What it was like in the courtroom during the trial of murder mum Christina Robinson
* Warning - this article contains distressing details about child cruelty and murder
For the last three weeks, a jury of eight women and four men has sat in Court One at Newcastle Crown Court and listened to the horrifying details of the abuse, cruelty and murder of three-year-old Dwelaniyah Robinson.
On more than one occasion, proceedings had to be paused after a juror became so upset by the evidence they were hearing.
In the dock, Dwelaniyah’s mother - and murderer – Christina Robinson sat quiet and calm. Apparently fully engaged with the devastating evidence mounting up against her, but at no point showing any sign of emotion.
As the prosecuting barrister, Richard Wright KC, laid out the case on the opening day, it became clear that following this case would be traumatic: for the jury, for the legal teams, for the public who read or watched the coverage, and for journalists like myself who have sat in court or followed the case over video link.
Traumatic too for Dwelaniyah’s father, Gabriel Adu-Appau, who sat in the public gallery for much of the trial, listening to the evidence against the mother of his children.
We were to hear of how a mother deliberately burned her three-year-old son in a bath of scalding-hot water, leaving the wounds effectively untreated for 18 days; how a mother beat her son with a cane because the bible tells her that she should chastise her child; how a mother picked up her son and shook him so violently that it killed him.
As the prosecution presented its case, the court’s sitting times were arranged around a schedule that allowed Robinson to express milk for her baby son.
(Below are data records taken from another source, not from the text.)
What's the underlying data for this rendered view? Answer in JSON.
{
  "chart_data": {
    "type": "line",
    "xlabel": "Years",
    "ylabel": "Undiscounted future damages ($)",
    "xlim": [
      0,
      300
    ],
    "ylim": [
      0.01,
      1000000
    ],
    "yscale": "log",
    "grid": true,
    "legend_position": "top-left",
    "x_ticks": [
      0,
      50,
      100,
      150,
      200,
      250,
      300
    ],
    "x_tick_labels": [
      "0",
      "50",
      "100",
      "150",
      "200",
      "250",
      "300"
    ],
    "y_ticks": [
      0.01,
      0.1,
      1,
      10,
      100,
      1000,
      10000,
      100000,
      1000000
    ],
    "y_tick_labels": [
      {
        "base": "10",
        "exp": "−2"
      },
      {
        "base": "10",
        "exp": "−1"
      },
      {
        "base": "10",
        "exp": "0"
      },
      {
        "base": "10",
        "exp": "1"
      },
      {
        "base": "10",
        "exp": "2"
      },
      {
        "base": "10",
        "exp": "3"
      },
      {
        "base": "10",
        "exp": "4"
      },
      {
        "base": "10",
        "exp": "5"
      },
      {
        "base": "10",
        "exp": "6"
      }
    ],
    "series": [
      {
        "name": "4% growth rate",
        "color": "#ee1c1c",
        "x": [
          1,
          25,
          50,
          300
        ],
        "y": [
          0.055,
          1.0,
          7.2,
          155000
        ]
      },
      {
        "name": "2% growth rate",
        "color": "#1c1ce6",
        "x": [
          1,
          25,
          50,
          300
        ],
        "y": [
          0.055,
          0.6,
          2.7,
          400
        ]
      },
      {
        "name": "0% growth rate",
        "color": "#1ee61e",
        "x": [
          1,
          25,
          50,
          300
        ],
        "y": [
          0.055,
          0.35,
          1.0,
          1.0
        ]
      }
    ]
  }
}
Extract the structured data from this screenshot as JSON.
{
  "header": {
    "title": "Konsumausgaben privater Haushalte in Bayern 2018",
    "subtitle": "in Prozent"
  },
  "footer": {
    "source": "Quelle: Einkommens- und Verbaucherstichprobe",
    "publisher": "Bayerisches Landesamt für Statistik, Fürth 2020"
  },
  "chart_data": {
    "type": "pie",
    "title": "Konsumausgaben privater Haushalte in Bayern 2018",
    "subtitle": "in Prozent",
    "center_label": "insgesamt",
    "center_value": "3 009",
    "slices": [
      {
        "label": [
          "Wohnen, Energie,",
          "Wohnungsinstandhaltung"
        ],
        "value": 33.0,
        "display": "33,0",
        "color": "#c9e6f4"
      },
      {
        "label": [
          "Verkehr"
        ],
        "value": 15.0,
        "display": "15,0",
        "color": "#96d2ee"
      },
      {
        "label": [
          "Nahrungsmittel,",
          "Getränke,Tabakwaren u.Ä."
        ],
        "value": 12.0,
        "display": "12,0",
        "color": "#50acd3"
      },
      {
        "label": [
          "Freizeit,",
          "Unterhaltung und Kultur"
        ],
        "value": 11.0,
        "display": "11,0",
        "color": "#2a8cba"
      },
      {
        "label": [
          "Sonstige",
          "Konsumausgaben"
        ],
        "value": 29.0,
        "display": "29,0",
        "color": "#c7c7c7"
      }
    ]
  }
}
He was born last year after she became pregnant using a sperm donor shortly before murdering Dwelaniyah.
On 13 March she took the stand to give evidence in her defence. As she faced the jury, she sat on a high stool in the witness box, wearing a black shrug and a grey jumper dress.
Despite her apparent religious convictions she chose not to ‘swear by Almighty God’, but to ‘sincerely and truly declare and affirm’ that she would tell the truth, the whole truth and nothing but the truth.
And when she gave evidence, responding to questions from her barrister Jamie Hill KC, it was with a soft West Midlands accent, occasionally requiring a reminder to speak up.
Her tone level and calm, and never betraying any sign of emotion, she told lie after lie: that Dwelaniyah had been burned playing in the shower, that she hadn’t shaken him on the day he died.
That calm demeanour, present from the very first time police spoke to her. One officer describing her as “quiet, calm” and “unpanicked” as paramedics fought to save her son’s life.
And then, after two-and-a-half weeks of evidence - and nine hours in the witness box - she took a decision that suggested she was anything but calm, and sacked her legal team.
With her sat at the bench where her barrister had been up to that point, the judge told the jury: “Ms Robinson has decided to dispense with the services of her barristers and solicitors. She's entitled to do that.”
He added that “she decided to sack, effectively, her solicitors and barristers”.
As a result, instead of Jamie Hill KC presenting the defence’s closing speech, Christina Robinson did so on her own behalf.
A rambling and repetitive 68 minutes, it was like a scene from a bad American courtroom drama.
“I’ll show to you today,” she promised the jury, “why I am not guilty and why the case of the prosecution is simply not true.”
The nub of her argument, that “despite what everyone has said", she claimed: “There is nothing that directly incriminates me.
"There is nothing that says ‘she deliberately did this’. Nothing that says ‘this is her handprints’. Nothing that ties me directly to killing anybody.”
The jury, though, disagreed. Robinson, they decided, was guilty of murder and four counts of child cruelty.
After the forewoman delivered the verdict, several of the jurors once again became visibly upset.
Christina Robinson, though, as has been the case from the moment police first visited her house and throughout the trial, showed no emotion as she was taken away to begin what the judge said will inevitably be a life sentence.